The Supreme Court’s 2006 Burlington Northern decision concluded that employers engage in retaliation against protected employees when they take action that would deter a reasonable person from filing an EEOC charge or participating in the investigation of a discrimination complaint. Since this decision, employers and courts have struggled with the definition of exactly what events constitute actions that fall under this standard. Last month, the Fourth Circuit Court of Appeals (which includes North Carolina and South Carolina) concluded that allegations of retaliation can involve conduct well below that required for employment discrimination claims.

In Williams v. Prince William Cnty. Va., the plaintiff was reassigned to another job and filed an EEOC charge alleging harassment and discrimination based on gender. In her lawsuit against the county, the plaintiff alleged that she had been retaliated against after she filed the initial charge.

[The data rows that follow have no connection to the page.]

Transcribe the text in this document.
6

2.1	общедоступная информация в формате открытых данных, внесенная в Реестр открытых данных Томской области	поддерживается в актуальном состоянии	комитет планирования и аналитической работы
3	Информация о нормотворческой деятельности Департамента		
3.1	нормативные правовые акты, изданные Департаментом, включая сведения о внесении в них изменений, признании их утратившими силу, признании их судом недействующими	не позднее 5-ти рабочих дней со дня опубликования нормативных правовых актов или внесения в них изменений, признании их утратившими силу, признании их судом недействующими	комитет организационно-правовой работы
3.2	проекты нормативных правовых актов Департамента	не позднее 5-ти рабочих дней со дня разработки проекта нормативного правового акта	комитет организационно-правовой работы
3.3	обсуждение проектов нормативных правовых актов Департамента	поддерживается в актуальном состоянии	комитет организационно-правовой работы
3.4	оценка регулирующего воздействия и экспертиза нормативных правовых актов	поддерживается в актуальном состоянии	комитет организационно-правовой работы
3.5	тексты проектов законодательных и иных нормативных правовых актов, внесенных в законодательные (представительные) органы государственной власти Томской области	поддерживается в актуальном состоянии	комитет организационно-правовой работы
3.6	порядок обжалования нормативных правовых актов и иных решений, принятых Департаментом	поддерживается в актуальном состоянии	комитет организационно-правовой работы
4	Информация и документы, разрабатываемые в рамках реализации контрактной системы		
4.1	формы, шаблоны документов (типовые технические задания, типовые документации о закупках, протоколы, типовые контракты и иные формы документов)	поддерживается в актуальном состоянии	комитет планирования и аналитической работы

She pled incidents involving a change of offices and equipment, exclusion from meetings, and the setting of unachievable goals as the basis for this claim. The district court dismissed the retaliation claim on the basis that the alleged conduct did not rise to the level of adverse employment actions necessary to support a retaliation claim under Title VII.

On appeal the Fourth Circuit reversed this decision and remanded the case for further proceedings. The court distinguished the legal standard for adverse actions in retaliation claims from those for discrimination under Title VII. While the plaintiff’s claims may not have been material enough to constitute gender discrimination, they did meet the initial pleading requirement for retaliation actions under the lower Burlington Northern standard.

Employers facing discrimination claims should remain cautious about taking steps that may be viewed as adverse by the complaining employee. Actions that do not involve pay decreases or major disciplinary steps may still be deemed potentially retaliatory. Employers should thoroughly investigate and document the circumstances surrounding such actions, and make certain that the remedial steps taken are consistent with policies and past practices.